Another limitation exists with respect to the relatively high attrition rate at nine-months follow up. Only around half of those who had completed the baseline questionnaire and were enrolled to the study also completed the last follow-up questionnaire. Nevertheless, the study results can be assumed to be robust as neither randomization group, nor baseline costs, sex, age, educational status or family status were significantly associated with dropout status. Attrition rates at post treatment and at three-months follow-up are in line with previous trials of this intervention [43,44,45,46].

A final limitation that should be noted is the restricted transferability in terms of sociodemographic aspects. In comparison to the corresponding German general population, participants in our study had a higher educational level and women were overrepresented in the study. These findings are in line with previously published studies [47]. Thus, the higher proportion of women can be explained by a higher prevalence of depression in females. Furthermore, women are more likely to seek help than men. The higher educational level of participants within this trial could be explained by a higher demand for internet interventions by such people, which was shown for users of a web-based computer-tailored intervention promoting heart-healthy behaviors [48].

Along with the limitations mentioned above, our study also benefits from some important strengths. First, this trial used health insurers’ administrative data to estimate direct health care costs. The majority of currently published studies evaluating different e-mental health interventions and calculating their cost-effectiveness have been based on patients’ self-reports. Even though patient self-report questionnaires are a common and approved method to obtain costing data, they suffer from limitations due to recall bias, especially if recall-periods are long. In consequence, results may have been distorted by over- or underreporting [49]. As different studies have demonstrated, administrative data and self-report data provide different estimates of health-related resource-use, and of resulting costs. Particularly among people with mental disorders the discrepancy can be large [50, 51]. Since health-insurers’ administrative data are not biased due to memory failure and are based on expenses incurred, high reliability of results can be assumed.

In comparison to other recently published studies, this study also benefits from the large number of participants enrolled in the trial. To our knowledge, the present health economic evaluation is the largest published study, which was conducted alongside a randomized controlled trial focusing on costs and effects web-based treatment for depression [21]. Furthermore, our study profits from being specially powered to detect differences in costs.

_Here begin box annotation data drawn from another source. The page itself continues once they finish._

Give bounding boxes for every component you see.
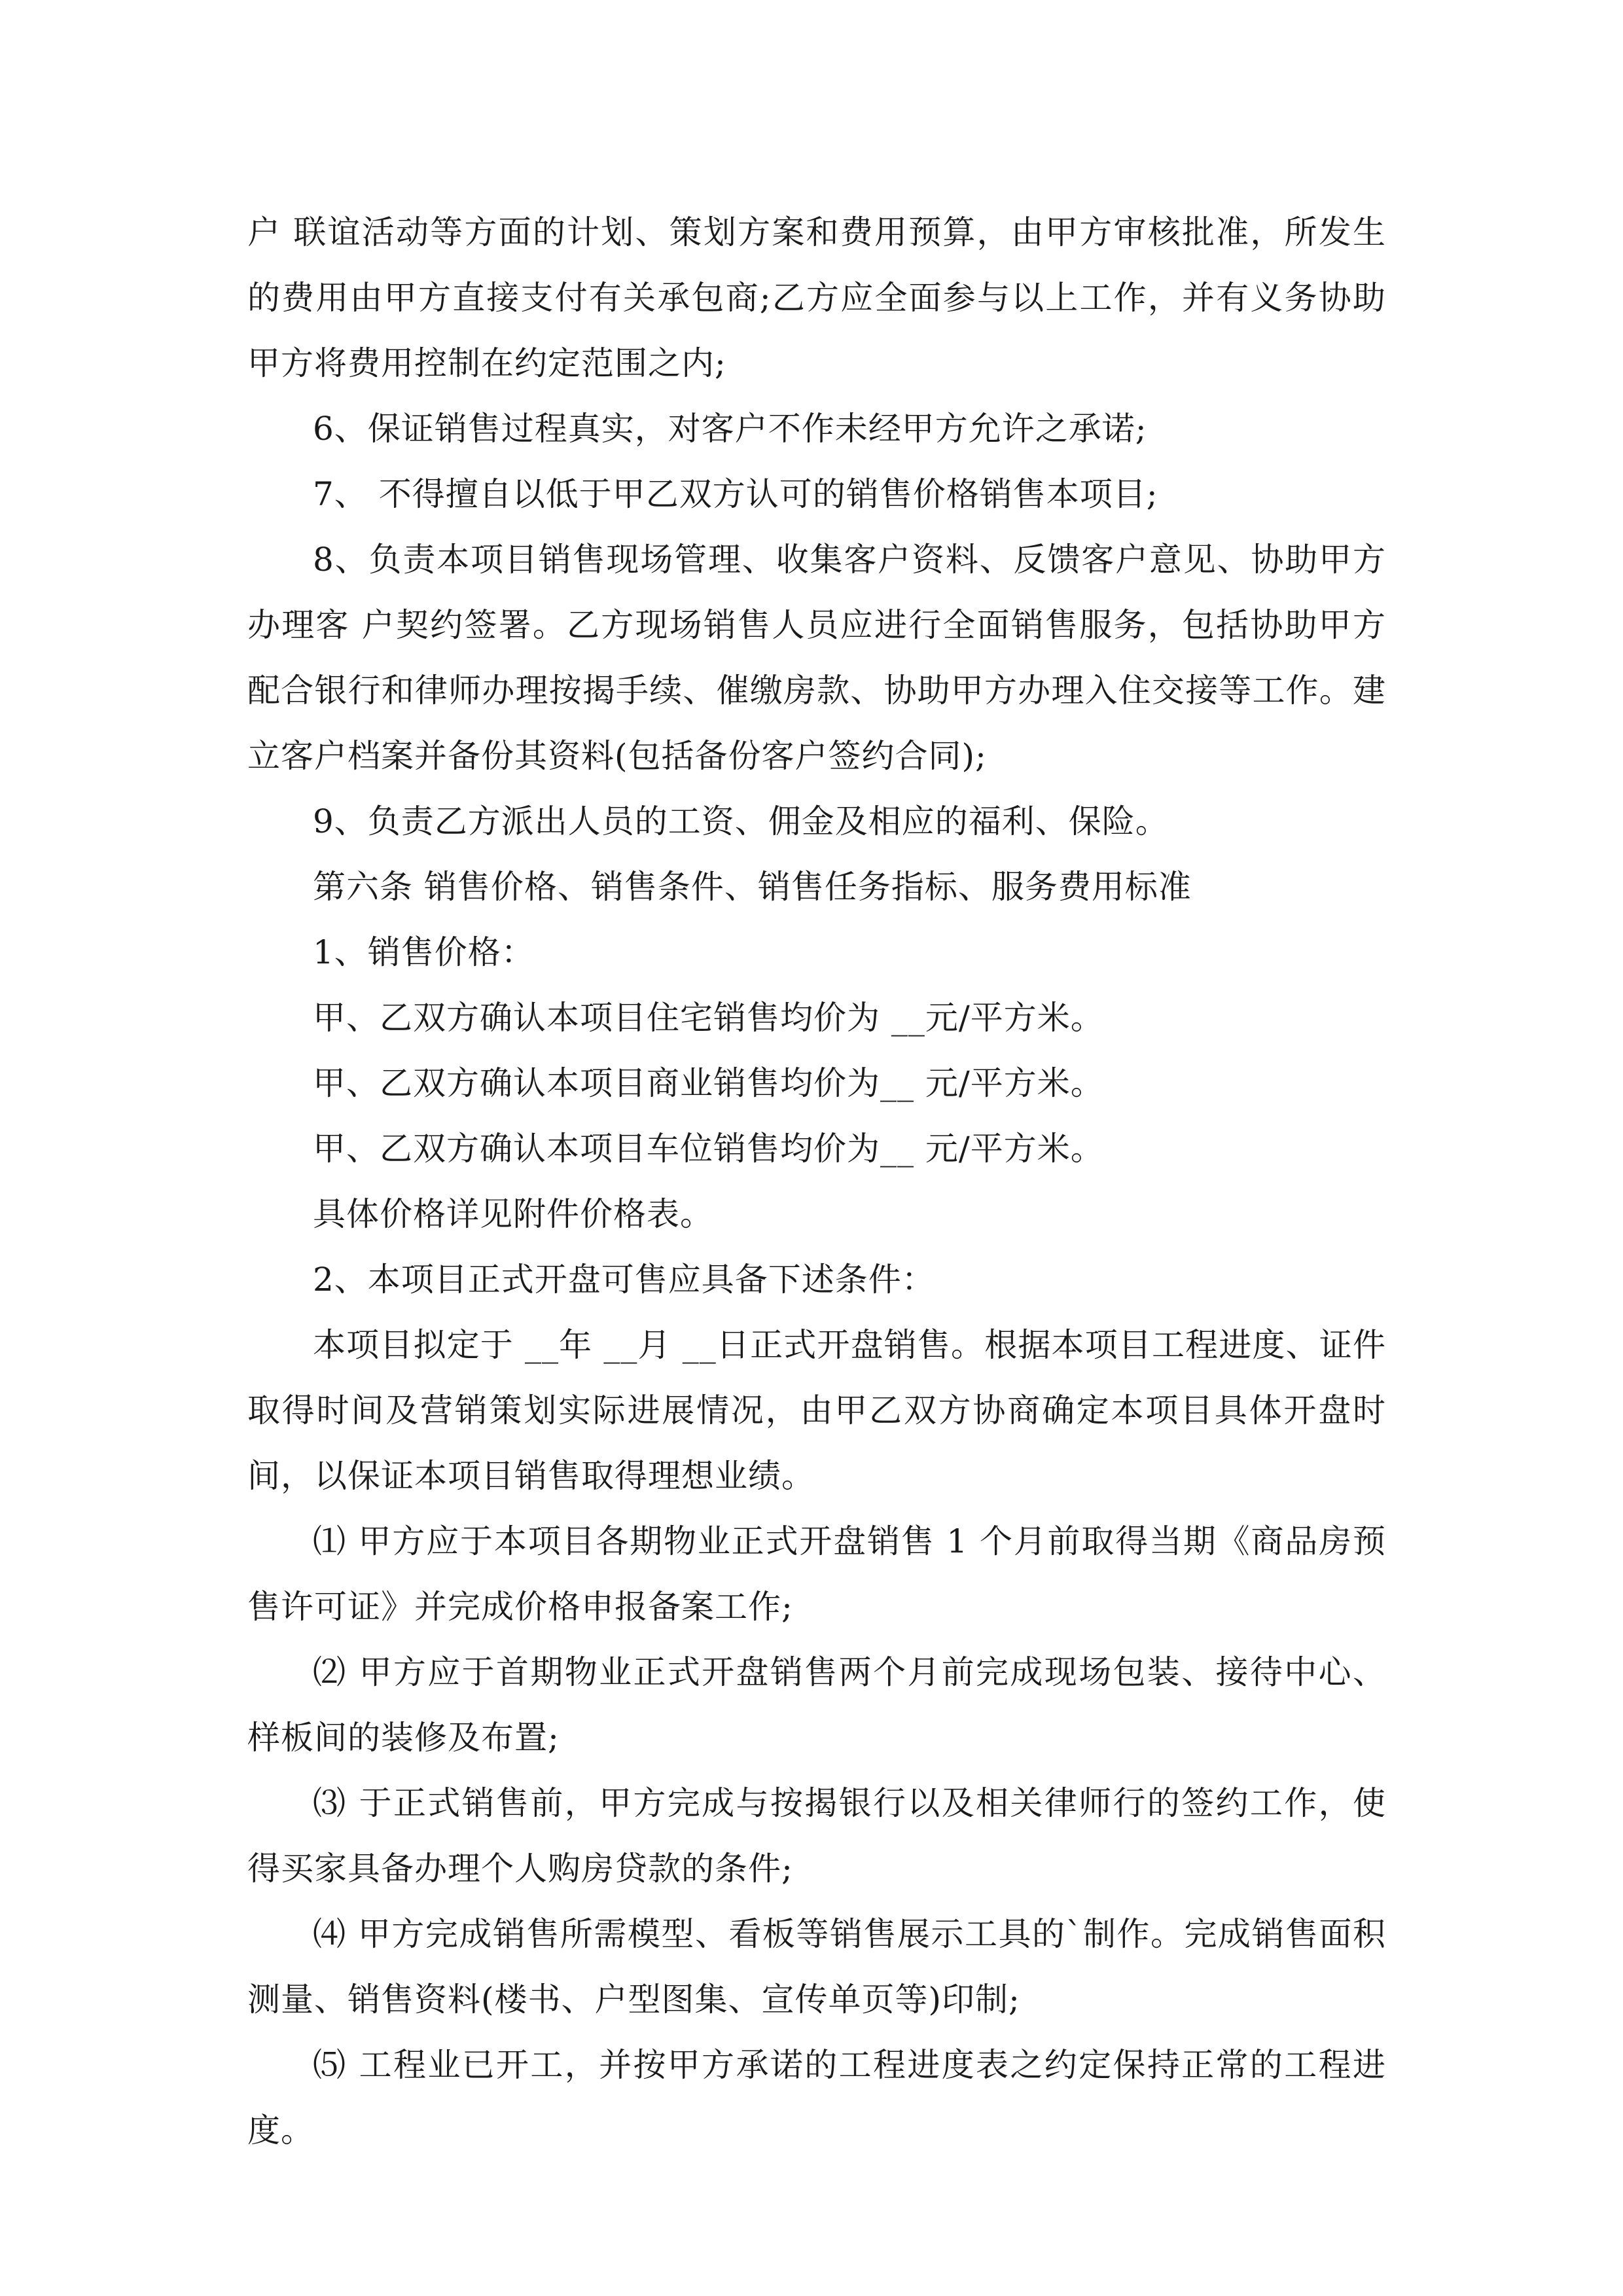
paragraph-15: ⑵ 甲方应于首期物业正式开盘销售两个月前完成现场包装、接待中心、样板间的装修及布置;: [247, 1653, 1386, 1757]
paragraph-2: 6、保证销售过程真实，对客户不作未经甲方允许之承诺;: [313, 410, 1147, 448]
paragraph-12: 2、本项目正式开盘可售应具备下述条件：: [313, 1261, 935, 1299]
paragraph-18: ⑸ 工程业已开工，并按甲方承诺的工程进度表之约定保持正常的工程进度。: [247, 2046, 1386, 2149]
paragraph-1: 户 联谊活动等方面的计划、策划方案和费用预算，由甲方审核批准，所发生的费用由甲方直接支付有关承包商;乙方应全面参与以上工作，并有义务协助甲方将费用控制在约定范围之内;: [247, 213, 1386, 382]
paragraph-17: ⑷ 甲方完成销售所需模型、看板等销售展示工具的`制作。完成销售面积测量、销售资料(楼书、户型图集、宣传单页等)印制;: [247, 1915, 1386, 2018]
section-heading-article-6: 第六条 销售价格、销售条件、销售任务指标、服务费用标准: [313, 868, 1192, 906]
paragraph-10: 甲、乙双方确认本项目车位销售均价为__ 元/平方米。: [313, 1130, 1104, 1168]
paragraph-3: 7、 不得擅自以低于甲乙双方认可的销售价格销售本项目;: [313, 475, 1158, 513]
paragraph-7: 1、销售价格：: [313, 933, 535, 971]
paragraph-8: 甲、乙双方确认本项目住宅销售均价为 __元/平方米。: [313, 999, 1104, 1037]
paragraph-4: 8、负责本项目销售现场管理、收集客户资料、反馈客户意见、协助甲方办理客 户契约签署。乙方现场销售人员应进行全面销售服务，包括协助甲方配合银行和律师办理按揭手续、催缴房款、协助甲方办理入住交接等工作。建立客户档案并备份其资料(包括备份客户签约合同);: [247, 541, 1386, 775]
paragraph-9: 甲、乙双方确认本项目商业销售均价为__ 元/平方米。: [313, 1064, 1104, 1102]
paragraph-13: 本项目拟定于 __年 __月 __日正式开盘销售。根据本项目工程进度、证件取得时间及营销策划实际进展情况，由甲乙双方协商确定本项目具体开盘时间，以保证本项目销售取得理想业绩。: [247, 1326, 1386, 1495]
paragraph-5: 9、负责乙方派出人员的工资、佣金及相应的福利、保险。: [313, 802, 1169, 840]
paragraph-11: 具体价格详见附件价格表。: [313, 1195, 713, 1233]
paragraph-14: ⑴ 甲方应于本项目各期物业正式开盘销售 1 个月前取得当期《商品房预售许可证》并完成价格申报备案工作;: [247, 1522, 1386, 1626]
document-body: [247, 200, 1386, 2163]
paragraph-16: ⑶ 于正式销售前，甲方完成与按揭银行以及相关律师行的签约工作，使得买家具备办理个人购房贷款的条件;: [247, 1784, 1386, 1888]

Hence, the power calculation for this trial was therefore based on expected savings in health care cost from the payer perspective, and not on an expected clinical outcome as in most other studies within this context.

Conclusion

This study underlines the potential of innovative e-mental-health programs in treating depressive disorders. The results suggest that the use of deprexis over a period of 12 weeks in comparison to care as usual leads to a significant reduction in costs of statutory health insurance with a simultaneous reduction of depressive symptoms, an increase in health-related quality of life and a decrease of impairment in functioning. From a health-economic perspective, the use of the program can be recommended, as cost-savings from the payer perspective are in line with the clinical benefits gained.